Related facts that don't hold for permutable subgroups

Related facts that do hold for permutable subgroups

Proof

Construction of the counterexample

Setup: Let p be an odd prime.

  • A is a group generated by two elements a,b subject to the relations a^{p^2} = 1, b^p = 1 and ab = ba^{p+1}. Alternatively A is the semidirect product of the additive group modulo p^2 by the multiplicative group of order p in the multiplicative group of automorphisms. Note that A is a non-Abelian group of order p^3.
  • C is a cyclic group of order p^2, generated by an element c.
  • G = A \times C.
  • B = \{ b \}.
  • K_1 = A \times \{ e \}, and K_2 = B \times C = \{b , c\}.
  • H = B \times \{ e \}.

We claim that H is permutable in both K_1 and K_2 but not in G.

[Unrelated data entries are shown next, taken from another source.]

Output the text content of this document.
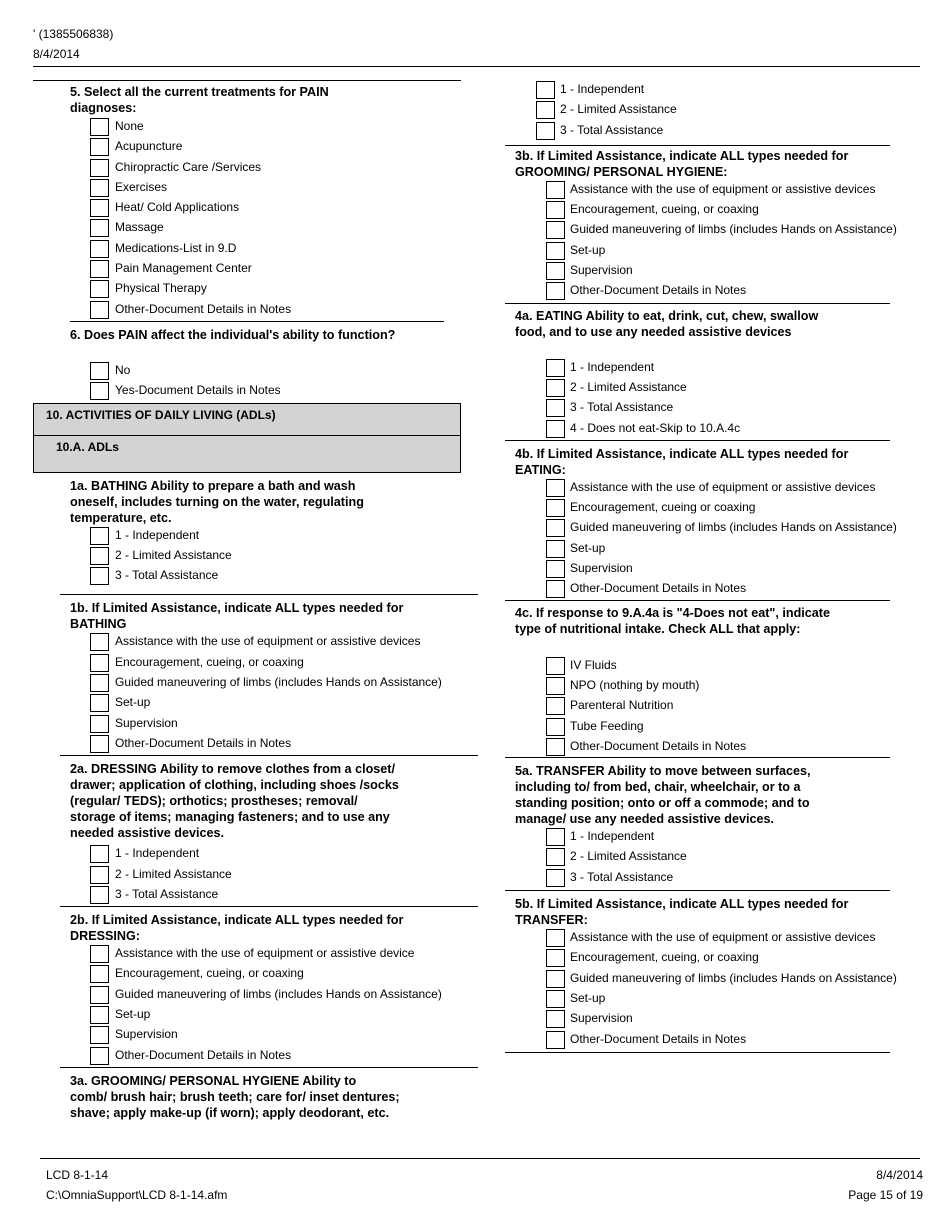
' (1385506838)
8/4/2014
5. Select all the current treatments for PAIN
diagnoses:
None
Acupuncture
Chiropractic Care /Services
Exercises
Heat/ Cold Applications
Massage
Medications-List in 9.D
Pain Management Center
Physical Therapy
Other-Document Details in Notes
6. Does PAIN affect the individual's ability to function?
No
Yes-Document Details in Notes
10. ACTIVITIES OF DAILY LIVING (ADLs)
10.A. ADLs
1a. BATHING Ability to prepare a bath and wash
oneself, includes turning on the water, regulating
temperature, etc.
1 - Independent
2 - Limited Assistance
3 - Total Assistance
1b. If Limited Assistance, indicate ALL types needed for
BATHING
Assistance with the use of equipment or assistive devices
Encouragement, cueing, or coaxing
Guided maneuvering of limbs (includes Hands on Assistance)
Set-up
Supervision
Other-Document Details in Notes
2a. DRESSING Ability to remove clothes from a closet/
drawer; application of clothing, including shoes /socks
(regular/ TEDS); orthotics; prostheses; removal/
storage of items; managing fasteners; and to use any
needed assistive devices.
1 - Independent
2 - Limited Assistance
3 - Total Assistance
2b. If Limited Assistance, indicate ALL types needed for
DRESSING:
Assistance with the use of equipment or assistive device
Encouragement, cueing, or coaxing
Guided maneuvering of limbs (includes Hands on Assistance)
Set-up
Supervision
Other-Document Details in Notes
3a. GROOMING/ PERSONAL HYGIENE Ability to
comb/ brush hair; brush teeth; care for/ inset dentures;
shave; apply make-up (if worn); apply deodorant, etc.
1 - Independent
2 - Limited Assistance
3 - Total Assistance
3b. If Limited Assistance, indicate ALL types needed for
GROOMING/ PERSONAL HYGIENE:
Assistance with the use of equipment or assistive devices
Encouragement, cueing, or coaxing
Guided maneuvering of limbs (includes Hands on Assistance)
Set-up
Supervision
Other-Document Details in Notes
4a. EATING Ability to eat, drink, cut, chew, swallow
food, and to use any needed assistive devices
1 - Independent
2 - Limited Assistance
3 - Total Assistance
4 - Does not eat-Skip to 10.A.4c
4b. If Limited Assistance, indicate ALL types needed for
EATING:
Assistance with the use of equipment or assistive devices
Encouragement, cueing or coaxing
Guided maneuvering of limbs (includes Hands on Assistance)
Set-up
Supervision
Other-Document Details in Notes
4c. If response to 9.A.4a is "4-Does not eat", indicate
type of nutritional intake. Check ALL that apply:
IV Fluids
NPO (nothing by mouth)
Parenteral Nutrition
Tube Feeding
Other-Document Details in Notes
5a. TRANSFER Ability to move between surfaces,
including to/ from bed, chair, wheelchair, or to a
standing position; onto or off a commode; and to
manage/ use any needed assistive devices.
1 - Independent
2 - Limited Assistance
3 - Total Assistance
5b. If Limited Assistance, indicate ALL types needed for
TRANSFER:
Assistance with the use of equipment or assistive devices
Encouragement, cueing, or coaxing
Guided maneuvering of limbs (includes Hands on Assistance)
Set-up
Supervision
Other-Document Details in Notes
LCD 8-1-14
C:\OmniaSupport\LCD 8-1-14.afm
8/4/2014
Page 15 of 19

  • H is permutable in K_1: This follows from the fact that B is permutable in A. This can be verified using the fact that it is in the Baer norm, or equivalently, that it commutes with all cyclic subgroups. The proof details are given in the example for permutable not implies normal.
  • H is permutable in K_2: This follows from the fact that H is a direct factor of K_2, hence normal in K_2, hence permutable in K_2.
  • H is not permutable in G: Consider the cyclic subgroup D generated by (a,c). The claim is that HD \ne DH. To prove this notice that DH \ni (a,c)(b,e) = (ab,c) = (ba^{p+1},c). This is clearly not in HD.